Iran: Father arrested for his son's stay in Camp AshrafMohammad Salam Joshan (52 Jahre), Vater eines Mitglieds der iranischen Volksmojahedin (PMOI), die im Camp Ashraf im Irak leben, wurde am Montagabend des 24. Mai an seinem Arbeitsplatz in Sorkhe-Hesar in Karaj im Westen Teherans verhaftet und ins Evin-Gefängnis gebracht. Ihm wird Rebellion und Handlungen gegen die nationale Sicherheit vorgeworfen. Seine Frau, Zahra Asadpour Gorji (Joshan) (52 Jahre) und sein Sohn Reza (25 Jahre) wurden beide innerhalb einer Woche im Dezember 2009 verhaftet und in Einzelzellen im Block 8 des Gohardasht-Gefängnisses in Karaj gebracht. Das Gefängnis steht unter der Kontrolle des Ministeriums für Nachrichtendienst und Staatssicherheit (MOIS). Das Regime setzt seine Familie unter Druck und foltert sie, um ihren Sohn zu zwingen, Ashraf zu verlassen und in den Iran zurückzukehren. Frau Asadpour war bereits zuvor 16 Monate im Gefängnis, weil sie ihren Sohn zusammen mit ihrer Tochter Fatemeh besucht hatte.
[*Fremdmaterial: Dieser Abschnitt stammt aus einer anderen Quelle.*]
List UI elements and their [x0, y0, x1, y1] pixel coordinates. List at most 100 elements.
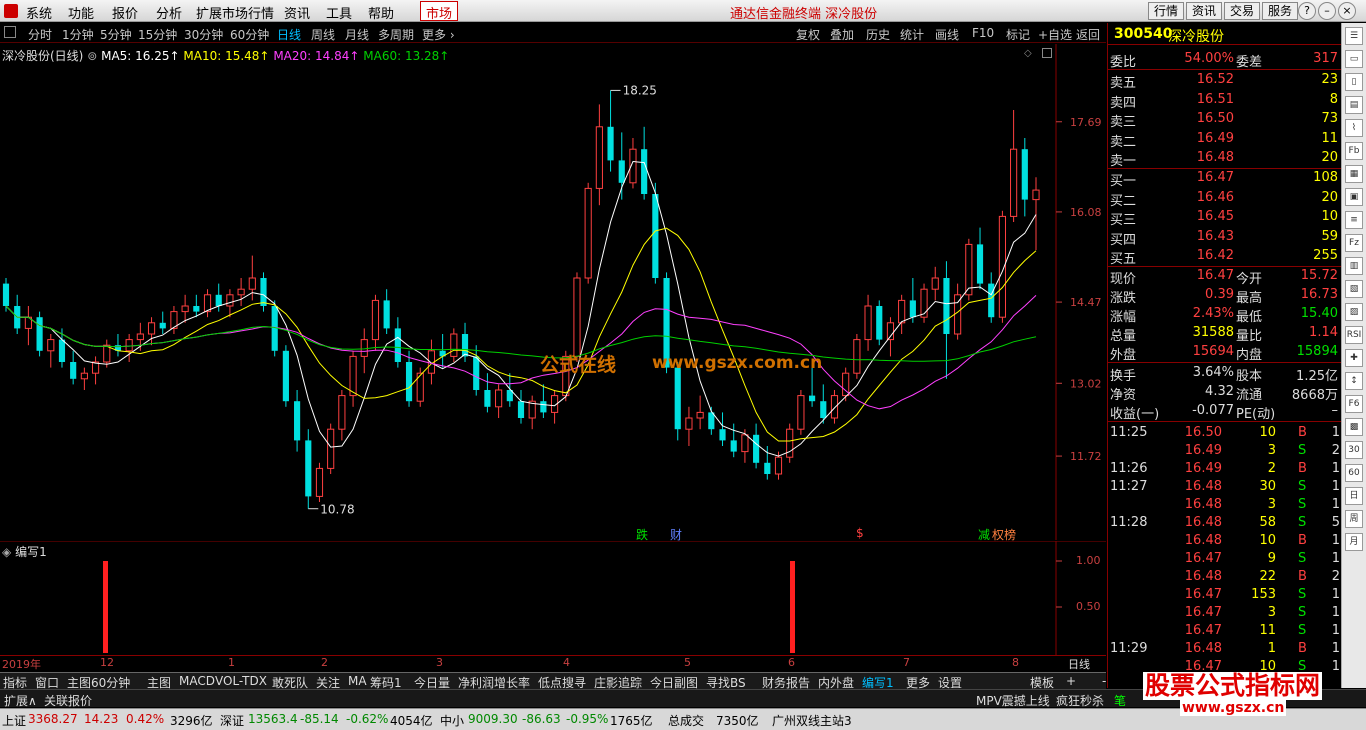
help-icon[interactable]: ?: [1298, 2, 1316, 20]
tool-biaoji[interactable]: 标记: [1006, 26, 1030, 43]
collapse-icon[interactable]: ◈: [2, 545, 11, 559]
side-tool-icon[interactable]: ☰: [1345, 27, 1363, 45]
candle[interactable]: [114, 334, 122, 357]
side-tool-icon[interactable]: RSI: [1345, 326, 1363, 344]
candle[interactable]: [371, 294, 380, 351]
side-tool-icon[interactable]: Fz: [1345, 234, 1363, 252]
expand-button[interactable]: 扩展∧: [4, 692, 37, 709]
candle[interactable]: [830, 390, 839, 424]
candle[interactable]: [36, 311, 43, 357]
candle[interactable]: [91, 356, 100, 385]
candle[interactable]: [1032, 177, 1040, 250]
candlestick-svg[interactable]: 17.69 16.08 14.47 13.02 11.72 18.25 10.78: [0, 44, 1106, 540]
candle[interactable]: [595, 104, 603, 206]
candle[interactable]: [203, 289, 212, 318]
candle[interactable]: [383, 289, 390, 334]
side-tool-icon[interactable]: ↕: [1345, 372, 1363, 390]
candle[interactable]: [920, 283, 928, 323]
flash-sale-link[interactable]: 疯狂秒杀: [1056, 692, 1104, 709]
btn-zixun[interactable]: 资讯: [1186, 2, 1223, 20]
candle[interactable]: [47, 334, 55, 368]
indicator-tab-4[interactable]: MACD: [179, 674, 215, 688]
indicator-tab-5[interactable]: VOL-TDX: [215, 674, 267, 688]
candle[interactable]: [315, 462, 324, 502]
tool-fanhui[interactable]: 返回: [1076, 26, 1100, 43]
indicator-right-1[interactable]: +: [1066, 674, 1076, 688]
candle[interactable]: [473, 345, 480, 396]
linked-quote-button[interactable]: 关联报价: [44, 692, 92, 709]
tool-lishi[interactable]: 历史: [866, 26, 890, 43]
period-1min[interactable]: 1分钟: [62, 26, 94, 43]
btn-jiaoyi[interactable]: 交易: [1224, 2, 1261, 20]
indicator-tab-8[interactable]: MA: [348, 674, 367, 688]
side-tool-icon[interactable]: ▥: [1345, 257, 1363, 275]
candle[interactable]: [80, 367, 88, 390]
side-tool-icon[interactable]: ▭: [1345, 50, 1363, 68]
side-tool-icon[interactable]: 30: [1345, 441, 1363, 459]
panel-toggle-icon[interactable]: [4, 26, 16, 38]
candle[interactable]: [237, 278, 245, 306]
candle[interactable]: [607, 90, 614, 172]
settings-circle-icon[interactable]: ⊚: [87, 49, 97, 63]
candle[interactable]: [193, 294, 200, 318]
side-tool-icon[interactable]: ▧: [1345, 280, 1363, 298]
side-tool-icon[interactable]: 月: [1345, 533, 1363, 551]
candle[interactable]: [1021, 138, 1028, 217]
side-tool-icon[interactable]: ▣: [1345, 188, 1363, 206]
menu-tools[interactable]: 工具: [326, 3, 352, 22]
indicator-subchart[interactable]: ◈ 编写1 1.00 0.50: [0, 540, 1106, 655]
candle[interactable]: [181, 294, 189, 323]
menu-info[interactable]: 资讯: [284, 3, 310, 22]
candle[interactable]: [809, 367, 816, 407]
side-tool-icon[interactable]: 日: [1345, 487, 1363, 505]
station-name[interactable]: 广州双线主站3: [772, 712, 852, 729]
side-tool-icon[interactable]: ▦: [1345, 165, 1363, 183]
candle[interactable]: [450, 328, 458, 362]
candle[interactable]: [719, 412, 726, 446]
market-button[interactable]: 市场: [420, 1, 459, 22]
side-tool-icon[interactable]: ▨: [1345, 303, 1363, 321]
candle[interactable]: [506, 373, 513, 407]
candle[interactable]: [730, 423, 737, 458]
menu-system[interactable]: 系统: [26, 3, 52, 22]
candle[interactable]: [282, 345, 289, 407]
candle[interactable]: [439, 334, 446, 368]
candle[interactable]: [876, 300, 883, 346]
candle[interactable]: [573, 272, 581, 362]
period-weekly[interactable]: 周线: [311, 26, 335, 43]
candle[interactable]: [976, 227, 984, 290]
candle[interactable]: [931, 266, 939, 301]
mpv-link[interactable]: MPV震撼上线: [976, 692, 1050, 709]
candle[interactable]: [338, 390, 346, 441]
menu-quote[interactable]: 报价: [112, 3, 138, 22]
side-tool-icon[interactable]: Fb: [1345, 142, 1363, 160]
candle[interactable]: [70, 350, 77, 385]
tool-fuquan[interactable]: 复权: [796, 26, 820, 43]
candle[interactable]: [584, 182, 592, 284]
candle[interactable]: [629, 138, 637, 189]
period-15min[interactable]: 15分钟: [138, 26, 177, 43]
side-tool-icon[interactable]: ≡: [1345, 211, 1363, 229]
side-tool-icon[interactable]: F6: [1345, 395, 1363, 413]
candle[interactable]: [394, 317, 401, 368]
tool-tongji[interactable]: 统计: [900, 26, 924, 43]
candle[interactable]: [786, 423, 794, 463]
candlestick-chart[interactable]: 17.69 16.08 14.47 13.02 11.72 18.25 10.78 深冷股…: [0, 44, 1106, 542]
period-more[interactable]: 更多 ›: [422, 26, 455, 43]
candle[interactable]: [484, 373, 491, 413]
candle[interactable]: [864, 294, 872, 351]
pen-link[interactable]: 笔: [1114, 692, 1126, 709]
candle[interactable]: [674, 362, 681, 441]
side-tool-icon[interactable]: ▯: [1345, 73, 1363, 91]
candle[interactable]: [125, 334, 133, 362]
candle[interactable]: [294, 390, 301, 452]
candle[interactable]: [170, 306, 178, 334]
candle[interactable]: [305, 429, 312, 509]
side-tool-icon[interactable]: ✚: [1345, 349, 1363, 367]
btn-fuwu[interactable]: 服务: [1262, 2, 1299, 20]
period-30min[interactable]: 30分钟: [184, 26, 223, 43]
candle[interactable]: [1010, 110, 1018, 222]
period-fenshi[interactable]: 分时: [28, 26, 52, 43]
candle[interactable]: [797, 390, 805, 435]
candle[interactable]: [260, 272, 267, 312]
Frau Asadpour und ihr Sohn waren bereits ein Jahr im Zanjan-Gefängnis und wurden für weitere vier Jahre ins Exil nach Oilar, einem Dorf in der Nähe von Zanian gesendet, weil sie Familienangehörige in Ashraf hat.
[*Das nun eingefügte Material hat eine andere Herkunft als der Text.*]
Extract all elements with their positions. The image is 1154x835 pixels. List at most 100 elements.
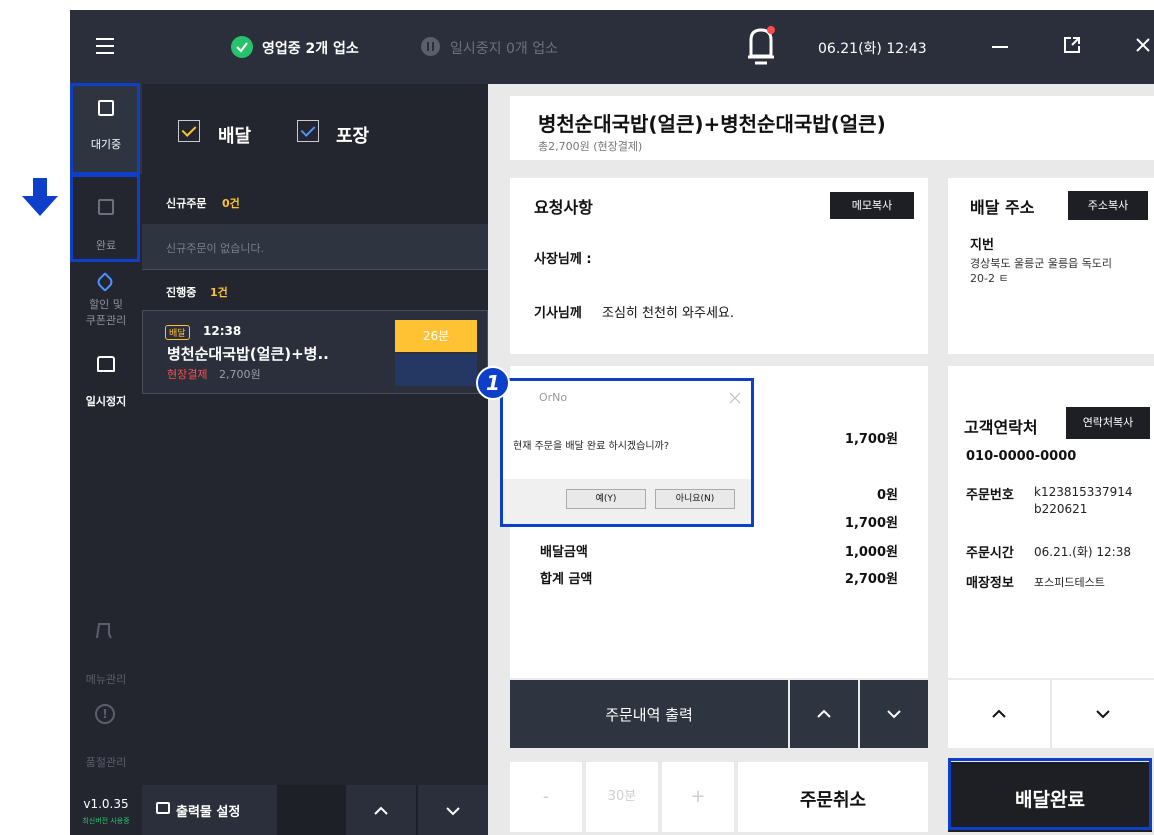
order-payment-type: 현장결제 [167,368,208,381]
in-progress-count: 1건 [210,286,228,299]
order-name: 병천순대국밥(얼큰)+병.. [167,345,329,363]
chevron-down-icon [1096,710,1110,719]
sidebar-item-label: 일시정지 [85,395,127,408]
plus-label: + [690,786,706,807]
new-orders-empty-text: 신규주문이 없습니다. [166,242,265,255]
popout-window-icon[interactable] [1063,36,1081,54]
step-badge: 1 [476,366,510,400]
amount-row-value: 1,700원 [844,516,898,531]
time-plus-button[interactable]: + [662,762,734,832]
print-settings-button[interactable]: 출력물 설정 [142,785,277,835]
address-panel: 배달 주소 주소복사 지번 경상북도 울릉군 울릉읍 독도리 20-2 ㅌ [948,178,1154,354]
total-amount-label: 합계 금액 [540,572,593,587]
order-subtitle: 총2,700원 (현장결제) [538,140,643,153]
pickup-filter-label: 포장 [336,126,370,147]
order-eta-badge: 26분 [395,320,477,352]
open-store-status: 영업중 2개 업소 [262,41,359,57]
sidebar-item-label: 메뉴관리 [85,673,127,686]
new-orders-count: 0건 [222,197,240,210]
printer-icon [156,802,170,814]
time-minus-button[interactable]: - [510,762,582,832]
detail-scroll-down-button[interactable] [860,680,928,748]
order-number: k123815337914 b220621 [1034,485,1133,516]
copy-memo-button[interactable]: 메모복사 [830,192,914,219]
new-orders-empty: 신규주문이 없습니다. [142,224,488,270]
detail-scroll-up-button[interactable] [790,680,858,748]
bell-icon[interactable] [746,26,776,66]
minimize-icon[interactable] [992,46,1008,48]
print-order-label: 주문내역 출력 [605,706,693,724]
close-icon[interactable] [1136,37,1150,52]
minus-label: - [542,786,550,807]
check-circle-icon [231,36,253,58]
tag-icon [95,272,115,292]
cancel-order-label: 주문취소 [799,790,867,811]
order-card[interactable]: 배달 12:38 병천순대국밥(얼큰)+병.. 현장결제 2,700원 26분 [142,310,488,394]
customer-phone: 010-0000-0000 [966,449,1077,464]
sidebar-item-label: 품절관리 [85,756,127,769]
version-text: v1.0.35 [83,797,129,811]
delivery-filter-label: 배달 [218,126,252,147]
list-scroll-up-button[interactable] [346,785,416,835]
chevron-up-icon [817,709,831,718]
owner-request-label: 사장님께 : [534,252,592,267]
order-amount: 2,700원 [219,368,261,381]
menu-icon[interactable] [96,38,114,54]
sidebar-item-label: 할인 및 쿠폰관리 [85,298,127,327]
paused-store-status: 일시중지 0개 업소 [450,41,558,57]
chevron-up-icon [374,806,388,815]
chevron-down-icon [446,807,460,816]
delivery-fee-label: 배달금액 [540,545,588,560]
rider-request-label: 기사님께 [534,306,582,321]
cancel-order-button[interactable]: 주문취소 [738,762,928,832]
request-heading: 요청사항 [534,198,593,217]
chevron-up-icon [992,709,1006,718]
order-title-panel: 병천순대국밥(얼큰)+병천순대국밥(얼큰) 총2,700원 (현장결제) [510,96,1154,160]
list-scroll-down-button[interactable] [418,785,488,835]
customer-heading: 고객연락처 [964,418,1038,437]
down-arrow-annotation-icon [22,178,58,216]
customer-scroll-up-button[interactable] [948,680,1050,748]
request-panel: 요청사항 메모복사 사장님께 : 기사님께 조심히 천천히 와주세요. [510,178,928,354]
menu-book-icon [95,622,113,640]
delivery-fee-value: 1,000원 [844,545,898,560]
version-box: v1.0.35 최신버전 사용중 [70,786,142,835]
store-info-value: 포스피드테스트 [1034,576,1105,589]
order-time-value: 06.21.(화) 12:38 [1034,545,1131,559]
address-heading: 배달 주소 [970,198,1035,217]
order-time: 12:38 [203,324,242,338]
sidebar-item-menu[interactable]: 메뉴관리 [70,609,142,694]
order-eta-progress [395,354,477,386]
store-info-label: 매장정보 [966,576,1014,591]
copy-address-button[interactable]: 주소복사 [1068,191,1148,220]
order-type-badge: 배달 [165,325,190,340]
customer-scroll-down-button[interactable] [1052,680,1154,748]
chevron-down-icon [887,710,901,719]
rider-request-text: 조심히 천천히 와주세요. [602,306,734,321]
top-bar: 영업중 2개 업소 일시중지 0개 업소 06.21(화) 12:43 [70,10,1154,84]
sidebar-item-coupons[interactable]: 할인 및 쿠폰관리 [70,269,142,349]
pickup-filter-checkbox[interactable] [297,120,319,142]
store-icon [97,356,115,372]
amount-row-value: 0원 [876,488,898,503]
copy-contact-button[interactable]: 연락처복사 [1066,407,1150,439]
list-footer: 출력물 설정 [142,785,488,835]
time-value: 30분 [607,789,637,804]
address-text: 경상북도 울릉군 울릉읍 독도리 20-2 ㅌ [970,257,1113,285]
waiting-highlight-frame [70,83,140,175]
print-order-button[interactable]: 주문내역 출력 [510,680,788,748]
delivery-filter-checkbox[interactable] [178,120,200,142]
order-number-label: 주문번호 [966,488,1014,503]
total-amount-value: 2,700원 [844,572,898,587]
new-orders-title: 신규주문 [166,197,207,210]
order-title: 병천순대국밥(얼큰)+병천순대국밥(얼큰) [538,112,886,136]
sidebar-item-soldout[interactable]: ! 품절관리 [70,694,142,779]
complete-button-highlight-frame [948,758,1152,830]
in-progress-title: 진행중 [166,286,197,299]
sidebar-item-pause[interactable]: 일시정지 [70,349,142,429]
print-settings-label: 출력물 설정 [176,805,241,820]
order-time-label: 주문시간 [966,546,1014,561]
order-list-panel: 배달 포장 신규주문 0건 신규주문이 없습니다. 진행중 1건 배달 12:3… [142,84,488,835]
order-eta: 26분 [422,329,450,343]
time-value-display: 30분 [586,762,658,832]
Parallel zur Verhaftung Familienangehöriger von PMOI-Mitgliedern in Ashraf, stellten das MOIS und die terroristische Quds-Einheit zusammen mit der irakischen Regierung und dem Militär eine Gruppe von Agenten auf, die sich seit den letzten vier Monaten als Familienangehörige vor dem Haupttor zum Camp Ashraf aufhalten.

Sie sollen die Ashrafbewohner psychisch foltern und Chaos und Störungen provozieren, durch das der Weg zur Ermordung der Bewohner geebnet werden soll.

Der iranische Widerstand appelliert an alle Menschenrechtsorganisationen, vor allem die Hohe Kommissarin für Menschenrechte und zuständige Sonderberichterstatter und Arbeitsgruppen, um sofort mit der Untersuchung der Lage politischer Gefangener im Iran zu beginnen und auf ihre Freilassung zu drängen.